Quabbin Reservoir and Ware River
CONSTRUCTION: 1926 -1946

The 412 billion gallon reservoir is the largest man-made reservoir in the world devoted solely to water supply. System planners believe that the Quabbin will be sufficient to supply the metropolitan area at least until the foreseeable future.
Quabbin Reservoir was Boston's fourth westward reach for a pure upland source of water that could be delivered by gravity and not require filtration.

Construction of the Quabbin required impoundment of the Swift River and the taking of the towns of Dana, Enfield, Greenwich, and Prescott.

In 1926, construction began on the Wachusett-Colebrook Tunnel, which is now the eastern section of the Quabbin Tunnel. Surplus flow in the Ware River was diverted to the Wachusett Reservoir during eight high-water months of the year and increased the safe yield by 40 mgd.

During the 1930s, the Wachusett-Colebrook tunnel was extended to the Swift River. It is a two-way tunnel: water flows west from the Ware River to the Quabbin during the high-water months and then east from the Quabbin to Wachusett at other times of the year.

Construction on the Quabbin Reservoir began in 1936. Filling commenced on August 14, 1939 and was completed in 1946 when water first flowed over the spillway. The Quabbin Reservoir was filled with water from the Swift River and flood skimming from the Ware River during eight months of the year. At the time, the 412 billion gallon reservoir was the largest man-made reservoir in the world which was devoted solely to water supply.

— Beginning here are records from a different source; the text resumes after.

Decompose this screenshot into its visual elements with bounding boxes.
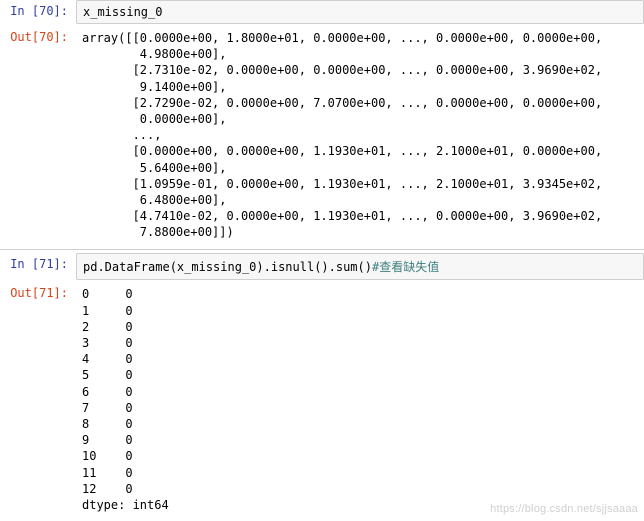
out-prompt-71: Out[71]:: [0, 282, 76, 302]
output-cell-71: Out[71]: 0 0 1 0 2 0 3 0 4 0 5 0 6 0 7 0…: [0, 282, 644, 519]
input-cell-71: In [71]: pd.DataFrame(x_missing_0).isnul…: [0, 253, 644, 280]
output-area-70: array([[0.0000e+00, 1.8000e+01, 0.0000e+…: [76, 26, 644, 246]
code-text-70: x_missing_0: [83, 5, 162, 19]
cell-divider: [0, 249, 644, 250]
in-prompt-71: In [71]:: [0, 253, 76, 273]
out-prompt-70: Out[70]:: [0, 26, 76, 46]
code-input-70[interactable]: x_missing_0: [76, 0, 644, 24]
code-comment-71: #查看缺失值: [372, 260, 439, 274]
input-cell-70: In [70]: x_missing_0: [0, 0, 644, 24]
code-input-71[interactable]: pd.DataFrame(x_missing_0).isnull().sum()…: [76, 253, 644, 280]
code-text-71: pd.DataFrame(x_missing_0).isnull().sum(): [83, 260, 372, 274]
output-cell-70: Out[70]: array([[0.0000e+00, 1.8000e+01,…: [0, 26, 644, 246]
in-prompt-70: In [70]:: [0, 0, 76, 20]
watermark-text: https://blog.csdn.net/sjjsaaaa: [490, 503, 638, 515]
output-area-71: 0 0 1 0 2 0 3 0 4 0 5 0 6 0 7 0 8 0 9 0 …: [76, 282, 644, 519]
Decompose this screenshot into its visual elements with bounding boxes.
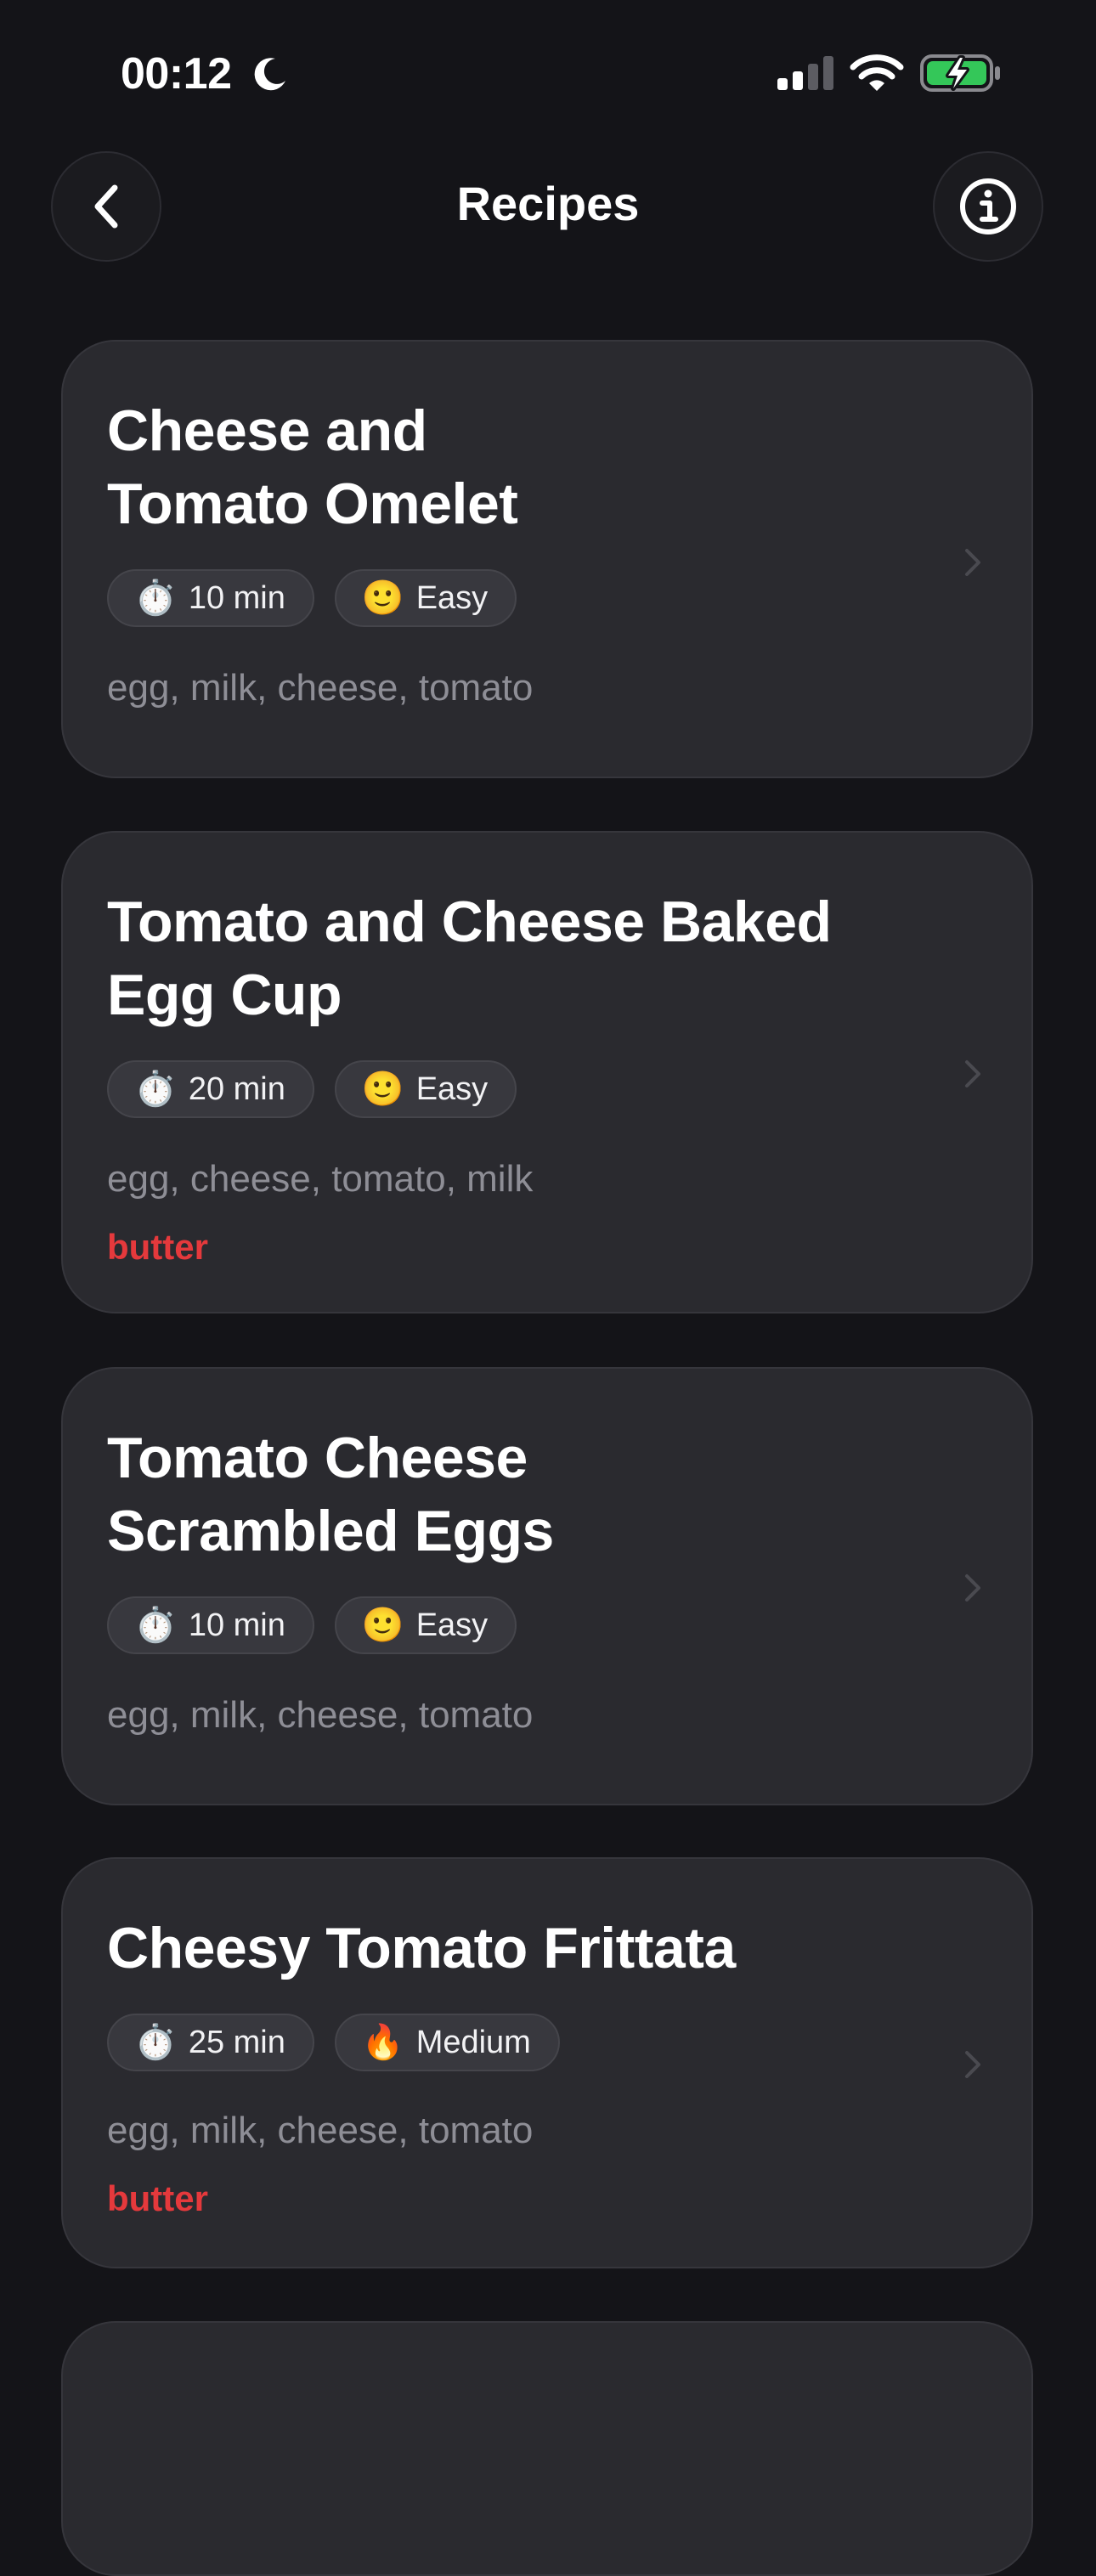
recipe-badges: ⏱️ 10 min 🙂 Easy (107, 569, 517, 627)
smiley-icon: 🙂 (361, 579, 404, 617)
nav-bar: Recipes (0, 149, 1096, 268)
ingredients-list: egg, cheese, tomato, milk (107, 1158, 534, 1200)
stopwatch-icon: ⏱️ (134, 579, 177, 617)
difficulty-badge: 🙂 Easy (334, 1596, 517, 1654)
moon-icon (254, 58, 285, 91)
recipe-title: Tomato and Cheese Baked Egg Cup (107, 890, 832, 1027)
signal-icon (777, 56, 833, 90)
ingredients-list: egg, milk, cheese, tomato (107, 1694, 534, 1736)
difficulty-badge: 🙂 Easy (334, 569, 517, 627)
chevron-right-icon (965, 1574, 980, 1602)
ingredients-list: egg, milk, cheese, tomato (107, 667, 534, 709)
recipe-badges: ⏱️ 20 min 🙂 Easy (107, 1060, 517, 1118)
chevron-right-icon (965, 2051, 980, 2078)
wifi-icon (850, 54, 904, 91)
time-badge: ⏱️ 25 min (107, 2014, 314, 2071)
page-title: Recipes (456, 177, 640, 230)
time-label: 10 min (188, 1607, 285, 1643)
recipe-title: Cheesy Tomato Frittata (107, 1916, 736, 1980)
time-badge: ⏱️ 10 min (107, 1596, 314, 1654)
time-label: 20 min (188, 1071, 285, 1107)
recipe-card[interactable]: Tomato and Cheese Baked Egg Cup ⏱️ 20 mi… (61, 831, 1033, 1313)
difficulty-label: Easy (415, 1071, 489, 1107)
time-label: 10 min (188, 579, 285, 616)
time-label: 25 min (188, 2024, 285, 2060)
recipe-card[interactable]: Cheese and Tomato Omelet ⏱️ 10 min 🙂 Eas… (61, 340, 1033, 778)
recipe-title: Cheese and Tomato Omelet (107, 398, 518, 536)
recipe-title: Tomato Cheese Scrambled Eggs (107, 1426, 554, 1563)
fire-icon: 🔥 (361, 2024, 404, 2061)
info-button[interactable] (933, 151, 1043, 262)
chevron-right-icon (965, 1060, 980, 1087)
status-bar: 00:12 (0, 0, 1096, 149)
difficulty-label: Easy (415, 579, 489, 616)
missing-ingredient: butter (107, 1227, 208, 1267)
smiley-icon: 🙂 (361, 1607, 404, 1644)
stopwatch-icon: ⏱️ (134, 1607, 177, 1644)
difficulty-label: Medium (415, 2024, 531, 2060)
recipe-card[interactable]: Tomato Cheese Scrambled Eggs ⏱️ 10 min 🙂… (61, 1367, 1033, 1805)
time-badge: ⏱️ 10 min (107, 569, 314, 627)
difficulty-label: Easy (415, 1607, 489, 1643)
info-circle-icon (960, 178, 1016, 234)
recipe-card[interactable] (61, 2321, 1033, 2576)
battery-icon (920, 54, 1000, 92)
recipe-card[interactable]: Cheesy Tomato Frittata ⏱️ 25 min 🔥 Mediu… (61, 1857, 1033, 2268)
chevron-right-icon (965, 549, 980, 576)
time-badge: ⏱️ 20 min (107, 1060, 314, 1118)
recipe-badges: ⏱️ 10 min 🙂 Easy (107, 1596, 517, 1654)
difficulty-badge: 🔥 Medium (334, 2014, 560, 2071)
stopwatch-icon: ⏱️ (134, 2024, 177, 2061)
stopwatch-icon: ⏱️ (134, 1071, 177, 1108)
recipe-badges: ⏱️ 25 min 🔥 Medium (107, 2014, 560, 2071)
difficulty-badge: 🙂 Easy (334, 1060, 517, 1118)
status-time: 00:12 (121, 49, 232, 99)
ingredients-list: egg, milk, cheese, tomato (107, 2110, 534, 2151)
missing-ingredient: butter (107, 2178, 208, 2218)
smiley-icon: 🙂 (361, 1071, 404, 1108)
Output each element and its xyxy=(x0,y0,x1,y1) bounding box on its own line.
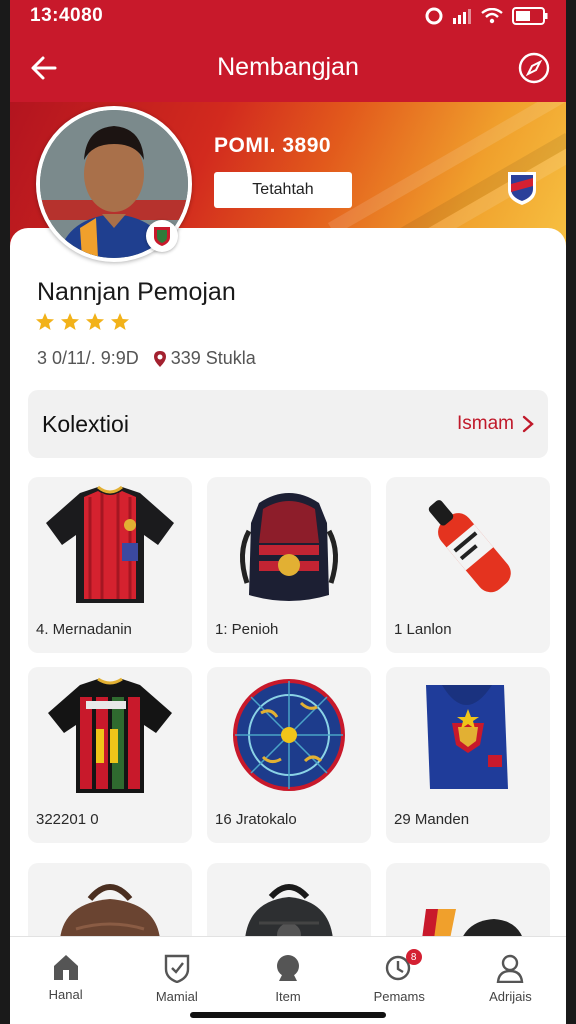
meta-location: 339 Stukla xyxy=(170,348,256,368)
collection-item[interactable]: 4. Mernadanin xyxy=(28,477,192,653)
meta-date: 3 0/11/. 9:9D xyxy=(37,348,139,368)
nav-item-item[interactable]: Item xyxy=(232,937,343,1024)
collection-item[interactable]: 29 Manden xyxy=(386,667,550,843)
nav-label: Item xyxy=(275,989,301,1004)
item-label: 1 Lanlon xyxy=(394,621,452,638)
bottle-icon xyxy=(428,500,511,593)
chevron-right-icon xyxy=(522,415,534,433)
bottom-nav: Hanal Mamial Item 8 Pemams Adrijais xyxy=(10,936,566,1024)
alarm-icon xyxy=(425,7,443,25)
points-value: POMI. 3890 xyxy=(214,134,332,157)
scarf-icon xyxy=(426,685,508,789)
collection-link-label: Ismam xyxy=(457,413,514,434)
nav-label: Mamial xyxy=(155,989,198,1004)
wifi-icon xyxy=(481,8,503,24)
location-pin-icon xyxy=(153,350,166,367)
rating-stars xyxy=(35,312,130,332)
battery-icon xyxy=(512,7,548,25)
collection-title: Kolextioi xyxy=(42,410,129,437)
status-icons xyxy=(425,7,548,25)
item-label: 1: Penioh xyxy=(215,621,279,638)
shield-icon xyxy=(164,954,189,983)
page-title: Nembangjan xyxy=(217,52,359,81)
ball-icon xyxy=(233,679,345,791)
notification-badge: 8 xyxy=(405,949,422,965)
collection-item[interactable]: 16 Jratokalo xyxy=(207,667,371,843)
collection-header: Kolextioi Ismam xyxy=(28,390,548,458)
item-label: 16 Jratokalo xyxy=(215,811,297,828)
back-button[interactable] xyxy=(26,50,62,86)
nav-item-home[interactable]: Hanal xyxy=(10,937,121,1024)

Planners feel that the Quabbin will be sufficient to supply the metropolitan area at least until the foreseeable future.

For more go to Quabbin Supply Levels


In 1936, the Legislature also approved the construction of the high service Pressure Aqueduct System to deliver water to the Metropolitan area. Two aqueducts would carry water from the Wachusett Reservoir to the new Norumbega Reservoir in the Town of Weston. Downstream from Norumbega, the aqueduct would split forming a loop around the metropolitan area which would terminate at a greatly expanded Fells Reservoir in Stoneham. A branch would be constructed off this loop to Quincy, terminating at a new Blue Hills Reservoir. The Pressure Aqueduct could be operated at a uniform rate of flow as the distribuation reservoir storage would be sufficient to dampen out fluctuations in demand during the day. Work began on schedule in 1939 and by the outbreak of World War II in 1941, the Fells, Blue Hills and Norumbega Reservoirs had been completed, and the Pressure Aqueduct had been built from the terminus of the Wachusett Aqueduct to the terminus of the Weston Aqueduct. This portion of the Pressure Aqueduct is the Hultman Aqueduct.

To pay for the new program, water rates were doubled from $50 to $100 per million gallons.